There were these other bigger and better worlds somewhere. They were certainly there in movies and books. I suspected there was something truly fine about the mysterious places from which came the pretty girls who very occasionally visited at our school. Actually, bad as my life got, almost anything new would bring a surge of hope – as in the hymns sung loudly by the whole school, in assembly before the first classes of the day started and after dinner at prayers in Livermore Hall.
“Once to every man and nation, comes a moment to decide…”
Then there were the occasional evenings when the whole school would form into an audience in Livermore to watch two seniors demolish another two-person debating team from some rival, and always much bigger, school.
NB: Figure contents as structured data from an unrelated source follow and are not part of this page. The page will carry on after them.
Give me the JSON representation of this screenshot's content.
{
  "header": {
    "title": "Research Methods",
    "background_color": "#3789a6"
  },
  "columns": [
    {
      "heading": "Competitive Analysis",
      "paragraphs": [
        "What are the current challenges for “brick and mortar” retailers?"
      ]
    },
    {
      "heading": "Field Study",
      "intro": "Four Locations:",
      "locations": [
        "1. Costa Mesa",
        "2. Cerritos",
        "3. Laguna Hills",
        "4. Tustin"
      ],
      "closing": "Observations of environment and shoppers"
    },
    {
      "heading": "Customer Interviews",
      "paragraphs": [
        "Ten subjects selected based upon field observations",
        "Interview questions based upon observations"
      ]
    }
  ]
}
I was amazed that something besides sports could be received so enthusiastically.
The school nurse, a tight, wrinkled woman with what might have been a wise look, Mrs. Krebs, made it still worse for me when she said, "You shouldn't feel bad because your brother's smarter than you. It's all right. Some people are just a little slow. Nothing wrong with that."
This seemed about right to me, these words of Mrs. Krebs, an accurate reflection not of who I was but of how I might always be perceived. Everyone said I was slow. And I was failing all my courses except English. And the boys, with cruel irony, had given me the school’s worst nickname – “Speedy.”
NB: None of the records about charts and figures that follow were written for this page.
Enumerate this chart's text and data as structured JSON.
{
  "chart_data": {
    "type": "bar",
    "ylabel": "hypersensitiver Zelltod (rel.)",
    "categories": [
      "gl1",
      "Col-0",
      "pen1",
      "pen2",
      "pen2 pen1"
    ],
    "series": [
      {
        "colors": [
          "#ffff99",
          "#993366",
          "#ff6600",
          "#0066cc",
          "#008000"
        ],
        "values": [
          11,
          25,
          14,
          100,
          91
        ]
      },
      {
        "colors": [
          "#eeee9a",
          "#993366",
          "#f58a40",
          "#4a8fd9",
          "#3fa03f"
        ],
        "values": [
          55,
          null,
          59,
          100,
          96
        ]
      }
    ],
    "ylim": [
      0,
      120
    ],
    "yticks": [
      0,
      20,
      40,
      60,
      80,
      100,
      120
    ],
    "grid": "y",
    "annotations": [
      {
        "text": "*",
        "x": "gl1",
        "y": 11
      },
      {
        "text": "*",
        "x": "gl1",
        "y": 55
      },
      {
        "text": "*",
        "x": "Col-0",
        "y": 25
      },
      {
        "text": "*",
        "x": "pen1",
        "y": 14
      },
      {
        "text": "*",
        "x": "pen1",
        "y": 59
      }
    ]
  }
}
But one morning in the dining hall at the end of breakfast, Mr. Abbey, who taught English, was lingering over coffee and had a cigarette going. He was in charge of the table to which I'd been assigned and was now clearing. He asked me to sit down. He said he had something he had to say.
He was the master – we had "masters" here, not mere "teachers" – whom I enjoyed, for he read poems and stories aloud in his class. He was also the only master with a first name. "Joe." He frequently laughed, and he moved with confidence. A balding man who seemed ageless to me. His actual name was T. Charles Abbey. But the boys could, and did, sometimes call him Joe – in a place where every other adult (not counting workmen) was a "mister," a place where the boys were addressed by masters not with Mr. but not with first names either. So here I was usually “Speedy” to the boys, and “Poole” to the masters. At this point I was hardly ever “Fred.”
“Fred,” Joe said. There is something I've wanted to say to you. I think that somehow you’re convinced you're not smart like your brother. But you know, you are just as smart, maybe smarter."
Everything did start to change after that – and yet it wasn't hope that I felt at the breakfast table. On reflection I felt as if the skies had opened. But at first I was furious. I did not know why yet. I was as angry as when, years later, it was suggested to me in Manila that I write about the time when I was a forgotten child in Florida.